In conclusion, it might be difficult to reconcile the various parameters that determine knowledge quality across areas of knowledge. In religion, appraising explanations through subjective ways of knowing, proves useful in enhancing the personal experience of living. However, a potential concern arises here, as it may obscure other well-justified knowledge for the knower outside the religious system. Such knowledge could come from natural sciences, where objective justifications are key in obtaining a good explanation. They try to approximate to objective truth as much as possible in order to form reliable predictions. However, this creates a paradox. As there can be no proof in natural sciences – only experimental evidence that justifies an explanation beyond reasonable doubt – no complete certainty is achievable. Thus, natural sciences strive for good explanations that are true, but can never attain full certainty in their explanations.

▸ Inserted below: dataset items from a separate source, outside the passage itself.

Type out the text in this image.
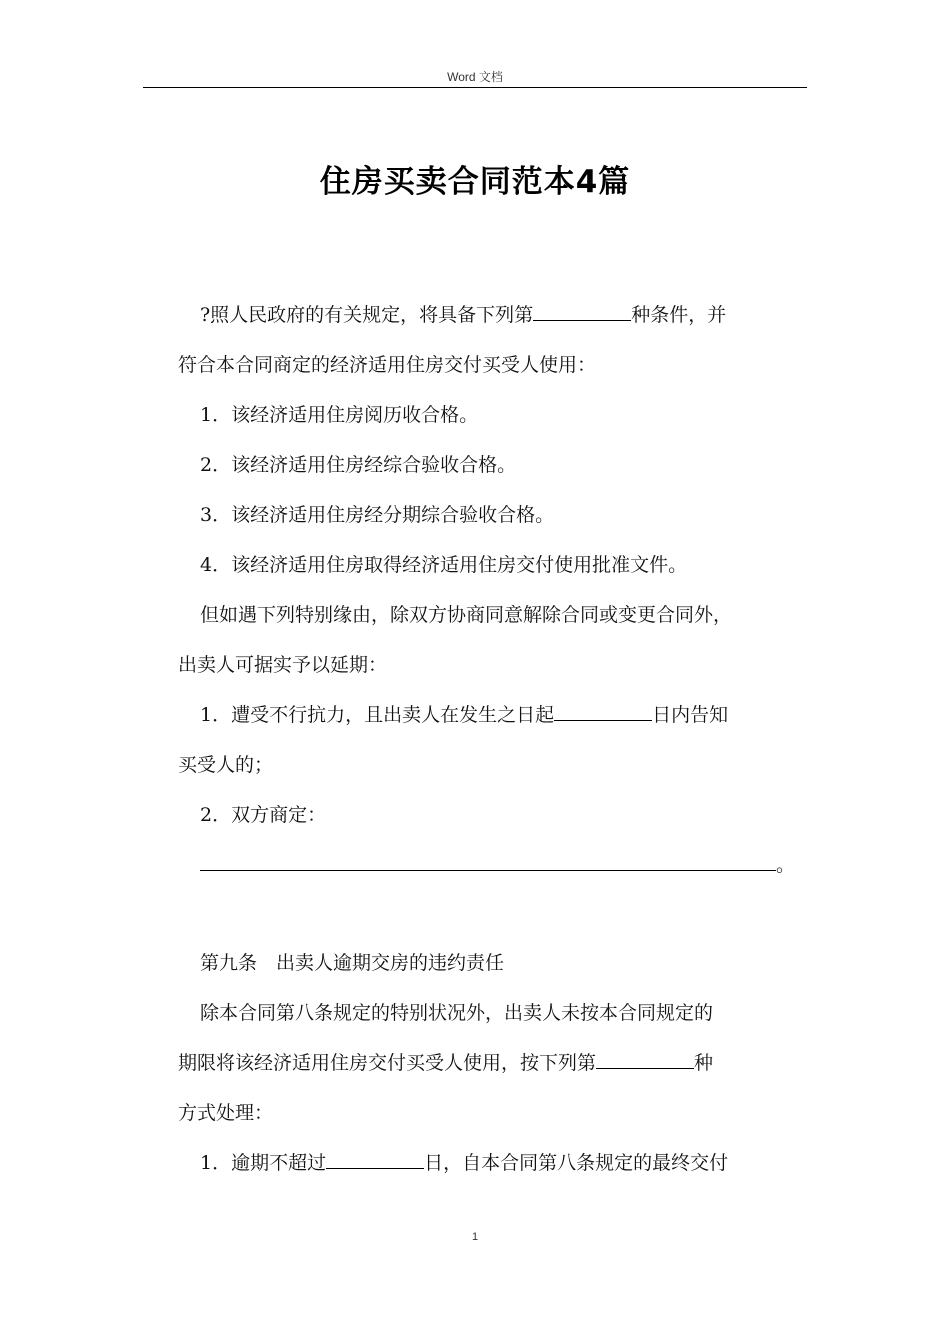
Word 文档
住房买卖合同范本4篇
?照人民政府的有关规定，将具备下列第	种条件，并
符合本合同商定的经济适用住房交付买受人使用：
1．该经济适用住房阅历收合格。
2．该经济适用住房经综合验收合格。
3．该经济适用住房经分期综合验收合格。
4．该经济适用住房取得经济适用住房交付使用批准文件。
但如遇下列特别缘由，除双方协商同意解除合同或变更合同外，
出卖人可据实予以延期：
1．遭受不行抗力，且出卖人在发生之日起	日内告知
买受人的；
2．双方商定：
。
第九条　出卖人逾期交房的违约责任
除本合同第八条规定的特别状况外，出卖人未按本合同规定的
期限将该经济适用住房交付买受人使用，按下列第	种
方式处理：
1．逾期不超过	日，自本合同第八条规定的最终交付
1
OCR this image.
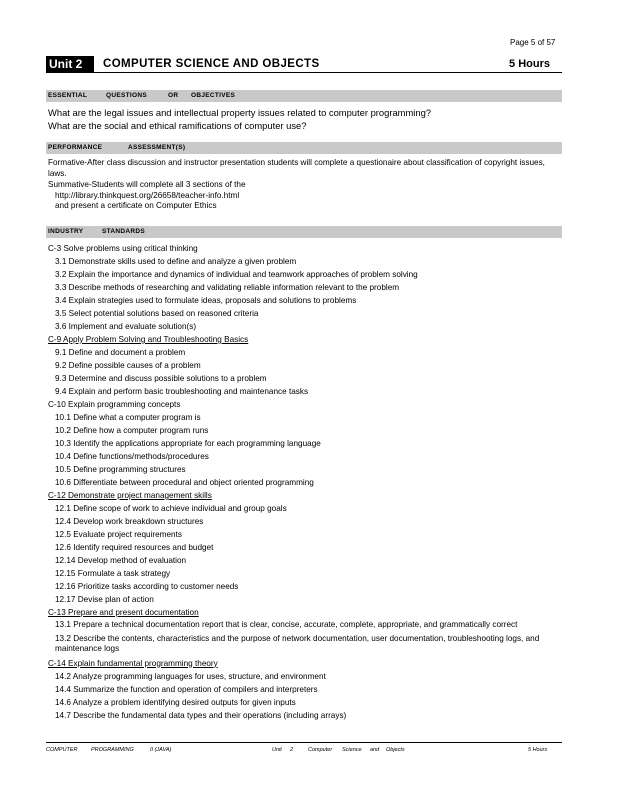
Page 5 of 57
Unit 2	COMPUTER SCIENCE AND OBJECTS	5 Hours
ESSENTIAL	QUESTIONS	OR OBJECTIVES
What are the legal issues and intellectual property issues related to computer programming?
What are the social and ethical ramifications of computer use?
PERFORMANCE	ASSESSMENT(S)
Formative-After class discussion and instructor presentation students will complete a questionaire about classification of copyright issues, laws.
Summative-Students will complete all 3 sections of the
http://library.thinkquest.org/26658/teacher-info.html
and present a certificate on Computer Ethics
INDUSTRY	STANDARDS
C-3 Solve problems using critical thinking
3.1 Demonstrate skills used to define and analyze a given problem
3.2 Explain the importance and dynamics of individual and teamwork approaches of problem solving
3.3 Describe methods of researching and validating reliable information relevant to the problem
3.4 Explain strategies used to formulate ideas, proposals and solutions to problems
3.5 Select potential solutions based on reasoned criteria
3.6 Implement and evaluate solution(s)
C-9 Apply Problem Solving and Troubleshooting Basics
9.1 Define and document a problem
9.2 Define possible causes of a problem
9.3 Determine and discuss possible solutions to a problem
9.4 Explain and perform basic troubleshooting and maintenance tasks
C-10 Explain programming concepts
10.1 Define what a computer program is
10.2 Define how a computer program runs
10.3 Identify the applications appropriate for each programming language
10.4 Define functions/methods/procedures
10.5 Define programming structures
10.6 Differentiate between procedural and object oriented programming
C-12 Demonstrate project management skills
12.1 Define scope of work to achieve individual and group goals
12.4 Develop work breakdown structures
12.5 Evaluate project requirements
12.6 Identify required resources and budget
12.14 Develop method of evaluation
12.15 Formulate a task strategy
12.16 Prioritize tasks according to customer needs
12.17 Devise plan of action
C-13 Prepare and present documentation
13.1 Prepare a technical documentation report that is clear, concise, accurate, complete, appropriate, and grammatically correct
13.2 Describe the contents, characteristics and the purpose of network documentation, user documentation, troubleshooting logs, and maintenance logs
C-14 Explain fundamental programming theory
14.2 Analyze programming languages for uses, structure, and environment
14.4 Summarize the function and operation of compilers and interpreters
14.6 Analyze a problem identifying desired outputs for given inputs
14.7 Describe the fundamental data types and their operations (including arrays)
COMPUTER PROGRAMMING	II (JAVA)	Unit 2	Computer Science and Objects	5 Hours
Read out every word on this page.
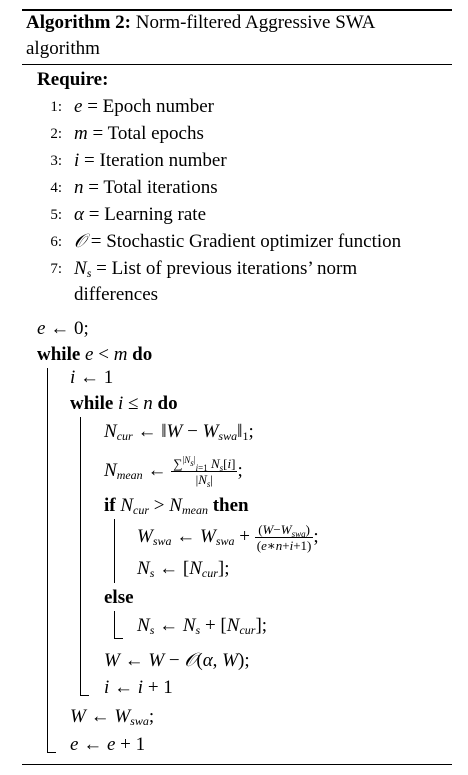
Algorithm 2: Norm-filtered Aggressive SWA
algorithm
Require:
1: e = Epoch number
2: m = Total epochs
3: i = Iteration number
4: n = Total iterations
5: α = Learning rate
6: 𝒪 = Stochastic Gradient optimizer function
7: $N_s$ = List of previous iterations’ norm
differences
e ← 0;
while e < m do
i ← 1
while i ≤ n do
$N_{cur}$ ← ‖W − $W_{swa}‖_1$;
$N_{mean}$ ← $\frac{\sum^{|N_s|}_{i=1} N_s[i]}{|N_s|}$ ;
if $N_{cur} > N_{mean}$ then
$W_{swa}$ ← $W_{swa} + \frac{(W-W_{swa})}{(e∗n+i+1)}$ ;
$N_s$ ← $[N_{cur}]$;
else
$N_s$ ← $N_s + [N_{cur}]$;
W ← W − 𝒪(α, W);
i ← i + 1
W ← $W_{swa}$;
e ← e + 1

Similarly, human sciences have a high variability of studied subjects, and need to select the vital factors of the subject matter to form a reliable model. Thus, simplification of truth in explanations is necessary for the production and acquisition of understandable knowledge. Interestingly, mathematics reject this need for simplifications. And yet, explanations in mathematics cannot be evaluated based on whether they are true, as axiomatic systems cannot be proven to be consistent. Due to this inherent uncertainty, the explanations need to be valid, rather than true.
We can venture to say that in no area of knowledge can we be unequivocally certain that an explanation is true. Nonetheless, given that explanations are strongly justified, they are applicable and useful in everyday life – from improving one’s subjective experience to objectively curing an illness. Therefore, when evaluating explanations, the focus should not be on whether they are true, but how well-justified they are.